Certains services Freemium semblent dignes de confiance si l’on en croit leurs Privacy Policies, mais ça n’est jamais simple. Evernote est un bon exemple : ils affirment « vos données n’appartiennent qu’à vous, (et elles) sont protégées”, mais leurs conditions d’utilisation et les multiples documents afférents sont bien trop longs (79 pages A4 !) et complexes pour en être certain.

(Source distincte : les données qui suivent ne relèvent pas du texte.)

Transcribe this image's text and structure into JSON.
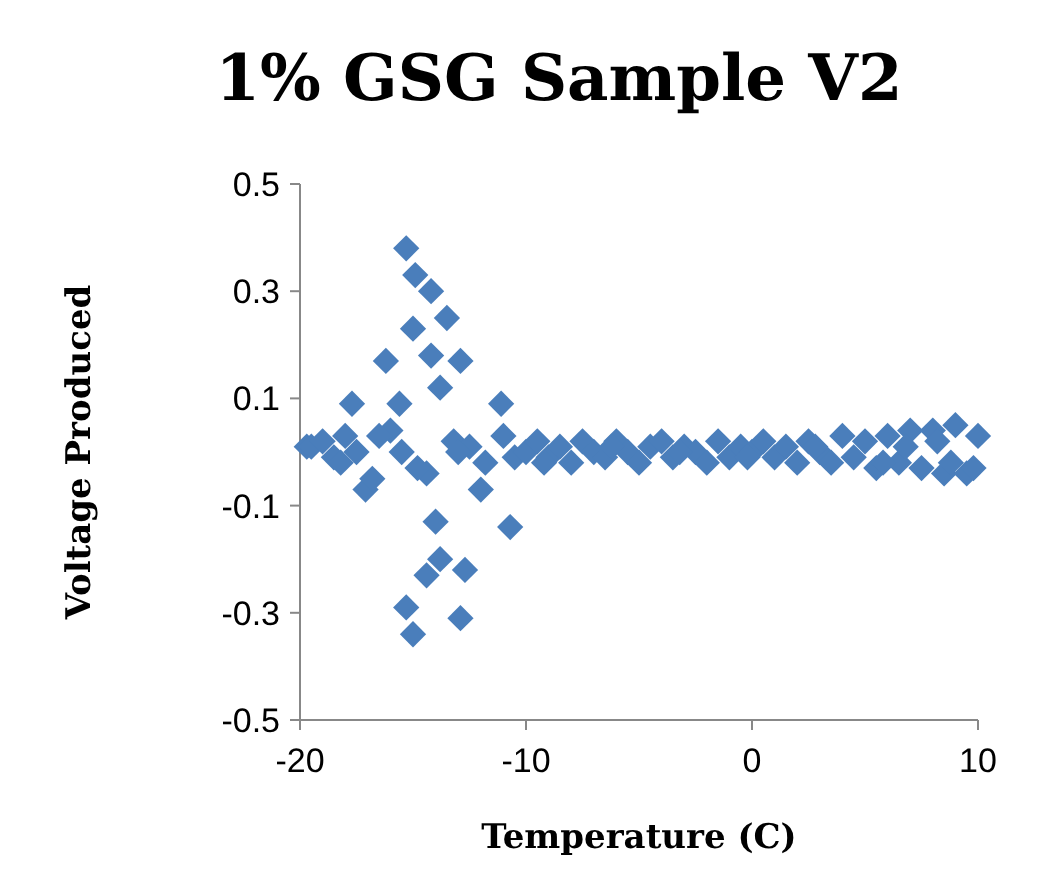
{
  "chart_data": {
    "type": "scatter",
    "title": "1% GSG Sample V2",
    "xlabel": "Temperature (C)",
    "ylabel": "Voltage Produced",
    "xlim": [
      -20,
      10
    ],
    "ylim": [
      -0.5,
      0.5
    ],
    "xticks": [
      -20,
      -10,
      0,
      10
    ],
    "yticks": [
      0.5,
      0.3,
      0.1,
      -0.1,
      -0.3,
      -0.5
    ],
    "grid": false,
    "marker": "diamond",
    "series": [
      {
        "color": "#4a7ebb",
        "x": [
          -15.3,
          -14.9,
          -14.2,
          -13.5,
          -15.0,
          -16.2,
          -14.2,
          -12.9,
          -17.7,
          -15.6,
          -13.8,
          -11.1,
          -19.7,
          -17.1,
          -14.4,
          -12.0,
          -10.7,
          -14.0,
          -13.8,
          -12.7,
          -14.4,
          -15.3,
          -12.9,
          -15.0,
          -19.5,
          -19.0,
          -18.5,
          -18.0,
          -17.5,
          -16.8,
          -16.0,
          -15.5,
          -14.8,
          -13.2,
          -12.5,
          -11.8,
          -11.0,
          -10.5,
          -10.0,
          -9.5,
          -9.0,
          -8.5,
          -8.0,
          -7.5,
          -7.0,
          -6.5,
          -6.0,
          -5.5,
          -5.0,
          -4.5,
          -4.0,
          -3.5,
          -3.0,
          -2.5,
          -2.0,
          -1.5,
          -1.0,
          -0.5,
          0.0,
          0.5,
          1.0,
          1.5,
          2.0,
          2.5,
          3.0,
          3.5,
          4.0,
          4.5,
          5.0,
          5.5,
          6.0,
          6.5,
          7.0,
          7.5,
          8.0,
          8.5,
          9.0,
          9.5,
          10.0,
          -18.2,
          -16.5,
          -13.0,
          -9.2,
          -6.2,
          -3.2,
          -0.2,
          2.8,
          5.8,
          8.2,
          9.8,
          6.8,
          8.8
        ],
        "values": [
          0.38,
          0.33,
          0.3,
          0.25,
          0.23,
          0.17,
          0.18,
          0.17,
          0.09,
          0.09,
          0.12,
          0.09,
          0.01,
          -0.07,
          -0.04,
          -0.07,
          -0.14,
          -0.13,
          -0.2,
          -0.22,
          -0.23,
          -0.29,
          -0.31,
          -0.34,
          0.01,
          0.02,
          -0.01,
          0.03,
          0.0,
          -0.05,
          0.04,
          0.0,
          -0.03,
          0.02,
          0.01,
          -0.02,
          0.03,
          -0.01,
          0.0,
          0.02,
          -0.01,
          0.01,
          -0.02,
          0.02,
          0.0,
          -0.01,
          0.02,
          0.0,
          -0.02,
          0.01,
          0.02,
          -0.01,
          0.01,
          0.0,
          -0.02,
          0.02,
          -0.01,
          0.01,
          0.0,
          0.02,
          -0.01,
          0.01,
          -0.02,
          0.02,
          0.0,
          -0.02,
          0.03,
          -0.01,
          0.02,
          -0.03,
          0.03,
          -0.02,
          0.04,
          -0.03,
          0.04,
          -0.04,
          0.05,
          -0.04,
          0.03,
          -0.02,
          0.03,
          0.0,
          -0.02,
          0.01,
          0.0,
          -0.01,
          0.01,
          -0.02,
          0.02,
          -0.03,
          0.01,
          -0.02
        ]
      }
    ]
  }
}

Payer mais être espionné tout de même !
Prenons un autre exemple, dans une catégorie d’applications très différente, avec les jeux très populaires que sont Candy Crush Saga et Angry Birds (ce dernier a été téléchargé plus d’un milliard de fois !) Ces jeux peuvent être téléchargés gratuitement mais rapportent de très grosses sommes d’argent à leurs concepteurs en permettant aux joueurs d’acheter des niveaux supplémentaires ou des façons de tricher pour accéder au niveau supérieur. À ce titre, ils ont recours au modèle Freemium.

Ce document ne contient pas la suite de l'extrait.